Roisin frowned. “What I’ve been—” Comprehension dawned slowly, widening her eyes. “Don’t tell me you weren’t listening.”

“I won’t.” Poppy wiped an itch from her chin. “Tell you, that is.”

Roisin made an aborted movement toward her nose, likely to pinch the bridge. “I’ll say it once more: several nights ago you made the acquaintance of a woman named Cane. She probably plied you with alcohol and payment, as well as, more than likely, a good deal of mesmerism. She drank your blood, and you hers, and now you are a creature of the night. An immortal. A vampire if you’d rather. You will not hunger for food—it will sicken you. You will not thirst for ale—it will taste of filth. The sun will sting your skin. The blood of humans will tempt you to drink. You will not age. You will remain young, healthy, and beautiful for the rest of your days.” Roisin eyed her warily, braced for a reaction. “Do you have any questions?”

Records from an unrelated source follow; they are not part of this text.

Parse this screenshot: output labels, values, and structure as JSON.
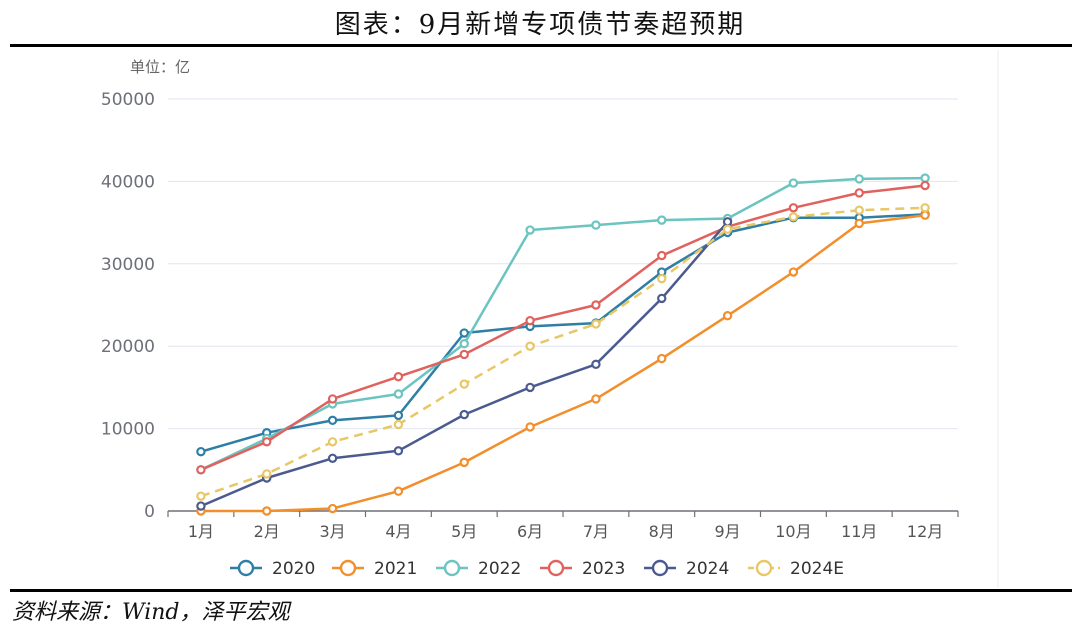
{
  "title": "图表：9月新增专项债节奏超预期",
  "source": "资料来源：Wind，泽平宏观",
  "chart_data": {
    "type": "line",
    "unit_label": "单位：亿",
    "categories": [
      "1月",
      "2月",
      "3月",
      "4月",
      "5月",
      "6月",
      "7月",
      "8月",
      "9月",
      "10月",
      "11月",
      "12月"
    ],
    "ylim": [
      0,
      50000
    ],
    "yticks": [
      0,
      10000,
      20000,
      30000,
      40000,
      50000
    ],
    "grid": true,
    "legend_position": "bottom",
    "series": [
      {
        "name": "2020",
        "color": "#2e7ea6",
        "dashed": false,
        "values": [
          7200,
          9500,
          11000,
          11600,
          21600,
          22400,
          22800,
          29000,
          33800,
          35600,
          35600,
          36000
        ]
      },
      {
        "name": "2021",
        "color": "#f28e2b",
        "dashed": false,
        "values": [
          0,
          0,
          300,
          2400,
          5900,
          10200,
          13600,
          18500,
          23700,
          29000,
          34900,
          35900
        ]
      },
      {
        "name": "2022",
        "color": "#6cc4c0",
        "dashed": false,
        "values": [
          5000,
          8800,
          13000,
          14200,
          20300,
          34100,
          34700,
          35300,
          35500,
          39800,
          40300,
          40400
        ]
      },
      {
        "name": "2023",
        "color": "#e0625e",
        "dashed": false,
        "values": [
          5000,
          8400,
          13600,
          16300,
          19000,
          23100,
          25000,
          31000,
          34500,
          36800,
          38600,
          39500
        ]
      },
      {
        "name": "2024",
        "color": "#4c5b8f",
        "dashed": false,
        "values": [
          600,
          4000,
          6400,
          7300,
          11700,
          15000,
          17800,
          25800,
          35100,
          null,
          null,
          null
        ]
      },
      {
        "name": "2024E",
        "color": "#e8c766",
        "dashed": true,
        "values": [
          1800,
          4500,
          8400,
          10500,
          15400,
          20000,
          22700,
          28200,
          34200,
          35700,
          36500,
          36800
        ]
      }
    ]
  }
}
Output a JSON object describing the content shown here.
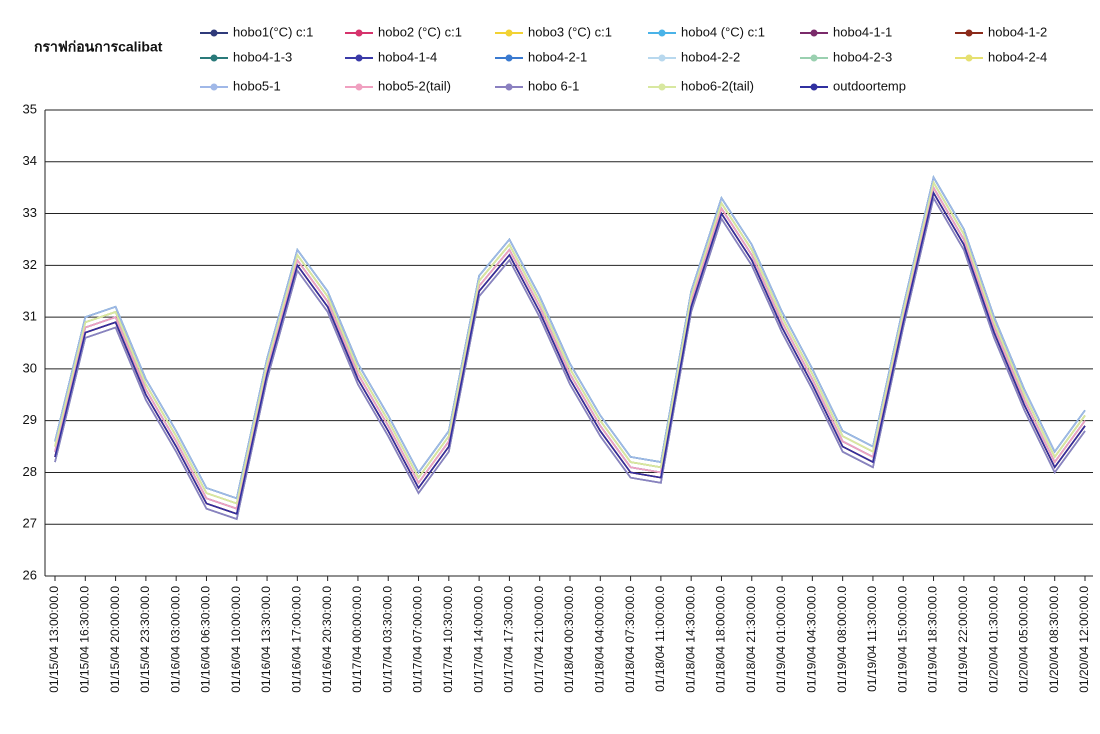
{
  "chart_data": {
    "type": "line",
    "title": "กราฟก่อนการcalibat",
    "categories": [
      "01/15/04 13:00:00.0",
      "01/15/04 16:30:00.0",
      "01/15/04 20:00:00.0",
      "01/15/04 23:30:00.0",
      "01/16/04 03:00:00.0",
      "01/16/04 06:30:00.0",
      "01/16/04 10:00:00.0",
      "01/16/04 13:30:00.0",
      "01/16/04 17:00:00.0",
      "01/16/04 20:30:00.0",
      "01/17/04 00:00:00.0",
      "01/17/04 03:30:00.0",
      "01/17/04 07:00:00.0",
      "01/17/04 10:30:00.0",
      "01/17/04 14:00:00.0",
      "01/17/04 17:30:00.0",
      "01/17/04 21:00:00.0",
      "01/18/04 00:30:00.0",
      "01/18/04 04:00:00.0",
      "01/18/04 07:30:00.0",
      "01/18/04 11:00:00.0",
      "01/18/04 14:30:00.0",
      "01/18/04 18:00:00.0",
      "01/18/04 21:30:00.0",
      "01/19/04 01:00:00.0",
      "01/19/04 04:30:00.0",
      "01/19/04 08:00:00.0",
      "01/19/04 11:30:00.0",
      "01/19/04 15:00:00.0",
      "01/19/04 18:30:00.0",
      "01/19/04 22:00:00.0",
      "01/20/04 01:30:00.0",
      "01/20/04 05:00:00.0",
      "01/20/04 08:30:00.0",
      "01/20/04 12:00:00.0"
    ],
    "ylim": [
      26,
      35
    ],
    "yticks": [
      26,
      27,
      28,
      29,
      30,
      31,
      32,
      33,
      34,
      35
    ],
    "grid": true,
    "series": [
      {
        "name": "hobo1(°C) c:1",
        "color": "#2f3a7a",
        "values": [
          28.4,
          30.8,
          31.0,
          29.6,
          28.6,
          27.5,
          27.3,
          30.0,
          32.1,
          31.3,
          29.9,
          28.9,
          27.8,
          28.6,
          31.6,
          32.3,
          31.2,
          29.9,
          28.9,
          28.1,
          28.0,
          31.3,
          33.1,
          32.2,
          30.9,
          29.8,
          28.6,
          28.3,
          31.0,
          33.5,
          32.5,
          30.8,
          29.4,
          28.2,
          29.0
        ]
      },
      {
        "name": "hobo2 (°C) c:1",
        "color": "#d6336c",
        "values": [
          28.3,
          30.7,
          30.9,
          29.5,
          28.5,
          27.4,
          27.2,
          29.9,
          32.0,
          31.2,
          29.8,
          28.8,
          27.7,
          28.5,
          31.5,
          32.2,
          31.1,
          29.8,
          28.8,
          28.0,
          27.9,
          31.2,
          33.0,
          32.1,
          30.8,
          29.7,
          28.5,
          28.2,
          30.9,
          33.4,
          32.4,
          30.7,
          29.3,
          28.1,
          28.9
        ]
      },
      {
        "name": "hobo3 (°C) c:1",
        "color": "#f2d233",
        "values": [
          28.5,
          30.9,
          31.1,
          29.7,
          28.7,
          27.6,
          27.4,
          30.1,
          32.2,
          31.4,
          30.0,
          29.0,
          27.9,
          28.7,
          31.7,
          32.4,
          31.3,
          30.0,
          29.0,
          28.2,
          28.1,
          31.4,
          33.2,
          32.3,
          31.0,
          29.9,
          28.7,
          28.4,
          31.1,
          33.6,
          32.6,
          30.9,
          29.5,
          28.3,
          29.1
        ]
      },
      {
        "name": "hobo4 (°C) c:1",
        "color": "#4ab3e8",
        "values": [
          28.6,
          31.0,
          31.2,
          29.8,
          28.8,
          27.7,
          27.5,
          30.2,
          32.3,
          31.5,
          30.1,
          29.1,
          28.0,
          28.8,
          31.8,
          32.5,
          31.4,
          30.1,
          29.1,
          28.3,
          28.2,
          31.5,
          33.3,
          32.4,
          31.1,
          30.0,
          28.8,
          28.5,
          31.2,
          33.7,
          32.7,
          31.0,
          29.6,
          28.4,
          29.2
        ]
      },
      {
        "name": "hobo4-1-1",
        "color": "#7a2a6a",
        "values": [
          28.4,
          30.8,
          31.0,
          29.6,
          28.6,
          27.5,
          27.3,
          30.0,
          32.1,
          31.3,
          29.9,
          28.9,
          27.8,
          28.6,
          31.6,
          32.3,
          31.2,
          29.9,
          28.9,
          28.1,
          28.0,
          31.3,
          33.1,
          32.2,
          30.9,
          29.8,
          28.6,
          28.3,
          31.0,
          33.5,
          32.5,
          30.8,
          29.4,
          28.2,
          29.0
        ]
      },
      {
        "name": "hobo4-1-2",
        "color": "#8b2a1a",
        "values": [
          28.3,
          30.7,
          30.9,
          29.5,
          28.5,
          27.4,
          27.2,
          29.9,
          32.0,
          31.2,
          29.8,
          28.8,
          27.7,
          28.5,
          31.5,
          32.2,
          31.1,
          29.8,
          28.8,
          28.0,
          27.9,
          31.2,
          33.0,
          32.1,
          30.8,
          29.7,
          28.5,
          28.2,
          30.9,
          33.4,
          32.4,
          30.7,
          29.3,
          28.1,
          28.9
        ]
      },
      {
        "name": "hobo4-1-3",
        "color": "#2a7a7a",
        "values": [
          28.6,
          31.0,
          31.2,
          29.8,
          28.8,
          27.7,
          27.5,
          30.2,
          32.3,
          31.5,
          30.1,
          29.1,
          28.0,
          28.8,
          31.8,
          32.5,
          31.4,
          30.1,
          29.1,
          28.3,
          28.2,
          31.5,
          33.3,
          32.4,
          31.1,
          30.0,
          28.8,
          28.5,
          31.2,
          33.7,
          32.7,
          31.0,
          29.6,
          28.4,
          29.2
        ]
      },
      {
        "name": "hobo4-1-4",
        "color": "#3a3aa8",
        "values": [
          28.2,
          30.6,
          30.8,
          29.4,
          28.4,
          27.3,
          27.1,
          29.8,
          31.9,
          31.1,
          29.7,
          28.7,
          27.6,
          28.4,
          31.4,
          32.1,
          31.0,
          29.7,
          28.7,
          27.9,
          27.8,
          31.1,
          32.9,
          32.0,
          30.7,
          29.6,
          28.4,
          28.1,
          30.8,
          33.3,
          32.3,
          30.6,
          29.2,
          28.0,
          28.8
        ]
      },
      {
        "name": "hobo4-2-1",
        "color": "#3a7ad0",
        "values": [
          28.5,
          30.9,
          31.1,
          29.7,
          28.7,
          27.6,
          27.4,
          30.1,
          32.2,
          31.4,
          30.0,
          29.0,
          27.9,
          28.7,
          31.7,
          32.4,
          31.3,
          30.0,
          29.0,
          28.2,
          28.1,
          31.4,
          33.2,
          32.3,
          31.0,
          29.9,
          28.7,
          28.4,
          31.1,
          33.6,
          32.6,
          30.9,
          29.5,
          28.3,
          29.1
        ]
      },
      {
        "name": "hobo4-2-2",
        "color": "#b8d8ee",
        "values": [
          28.4,
          30.8,
          31.0,
          29.6,
          28.6,
          27.5,
          27.3,
          30.0,
          32.1,
          31.3,
          29.9,
          28.9,
          27.8,
          28.6,
          31.6,
          32.3,
          31.2,
          29.9,
          28.9,
          28.1,
          28.0,
          31.3,
          33.1,
          32.2,
          30.9,
          29.8,
          28.6,
          28.3,
          31.0,
          33.5,
          32.5,
          30.8,
          29.4,
          28.2,
          29.0
        ]
      },
      {
        "name": "hobo4-2-3",
        "color": "#9ad0b0",
        "values": [
          28.2,
          30.6,
          30.8,
          29.4,
          28.4,
          27.3,
          27.1,
          29.8,
          31.9,
          31.1,
          29.7,
          28.7,
          27.6,
          28.4,
          31.4,
          32.1,
          31.0,
          29.7,
          28.7,
          27.9,
          27.8,
          31.1,
          32.9,
          32.0,
          30.7,
          29.6,
          28.4,
          28.1,
          30.8,
          33.3,
          32.3,
          30.6,
          29.2,
          28.0,
          28.8
        ]
      },
      {
        "name": "hobo4-2-4",
        "color": "#e6e070",
        "values": [
          28.5,
          30.9,
          31.1,
          29.7,
          28.7,
          27.6,
          27.4,
          30.1,
          32.2,
          31.4,
          30.0,
          29.0,
          27.9,
          28.7,
          31.7,
          32.4,
          31.3,
          30.0,
          29.0,
          28.2,
          28.1,
          31.4,
          33.2,
          32.3,
          31.0,
          29.9,
          28.7,
          28.4,
          31.1,
          33.6,
          32.6,
          30.9,
          29.5,
          28.3,
          29.1
        ]
      },
      {
        "name": "hobo5-1",
        "color": "#a0b8e8",
        "values": [
          28.6,
          31.0,
          31.2,
          29.8,
          28.8,
          27.7,
          27.5,
          30.2,
          32.3,
          31.5,
          30.1,
          29.1,
          28.0,
          28.8,
          31.8,
          32.5,
          31.4,
          30.1,
          29.1,
          28.3,
          28.2,
          31.5,
          33.3,
          32.4,
          31.1,
          30.0,
          28.8,
          28.5,
          31.2,
          33.7,
          32.7,
          31.0,
          29.6,
          28.4,
          29.2
        ]
      },
      {
        "name": "hobo5-2(tail)",
        "color": "#f0a0c0",
        "values": [
          28.4,
          30.8,
          31.0,
          29.6,
          28.6,
          27.5,
          27.3,
          30.0,
          32.1,
          31.3,
          29.9,
          28.9,
          27.8,
          28.6,
          31.6,
          32.3,
          31.2,
          29.9,
          28.9,
          28.1,
          28.0,
          31.3,
          33.1,
          32.2,
          30.9,
          29.8,
          28.6,
          28.3,
          31.0,
          33.5,
          32.5,
          30.8,
          29.4,
          28.2,
          29.0
        ]
      },
      {
        "name": "hobo 6-1",
        "color": "#8a80c0",
        "values": [
          28.2,
          30.6,
          30.8,
          29.4,
          28.4,
          27.3,
          27.1,
          29.8,
          31.9,
          31.1,
          29.7,
          28.7,
          27.6,
          28.4,
          31.4,
          32.1,
          31.0,
          29.7,
          28.7,
          27.9,
          27.8,
          31.1,
          32.9,
          32.0,
          30.7,
          29.6,
          28.4,
          28.1,
          30.8,
          33.3,
          32.3,
          30.6,
          29.2,
          28.0,
          28.8
        ]
      },
      {
        "name": "hobo6-2(tail)",
        "color": "#d8e8a0",
        "values": [
          28.5,
          30.9,
          31.1,
          29.7,
          28.7,
          27.6,
          27.4,
          30.1,
          32.2,
          31.4,
          30.0,
          29.0,
          27.9,
          28.7,
          31.7,
          32.4,
          31.3,
          30.0,
          29.0,
          28.2,
          28.1,
          31.4,
          33.2,
          32.3,
          31.0,
          29.9,
          28.7,
          28.4,
          31.1,
          33.6,
          32.6,
          30.9,
          29.5,
          28.3,
          29.1
        ]
      },
      {
        "name": "outdoortemp",
        "color": "#3030a0",
        "values": [
          28.3,
          30.7,
          30.9,
          29.5,
          28.5,
          27.4,
          27.2,
          29.9,
          32.0,
          31.2,
          29.8,
          28.8,
          27.7,
          28.5,
          31.5,
          32.2,
          31.1,
          29.8,
          28.8,
          28.0,
          27.9,
          31.2,
          33.0,
          32.1,
          30.8,
          29.7,
          28.5,
          28.2,
          30.9,
          33.4,
          32.4,
          30.7,
          29.3,
          28.1,
          28.9
        ]
      }
    ]
  }
}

Poppy felt the tears welling. “No more food?”
“I—what?
“No more sausages? Pints? No more jellied eels?” She swiped carelessly at her eyes. “Are you telling me I can’t have my spoonful of treacle before bed?”

“I’m telling you that you will no longer need to sleep.”

She batted that away. “It’s for my health, yeah? The treacle. Surely I can have that. It’s medicinal.”

The blankness on Roisin’s face was no longer careful. She looked stunned beyond the capacity for thoughtful physical reaction. “No.”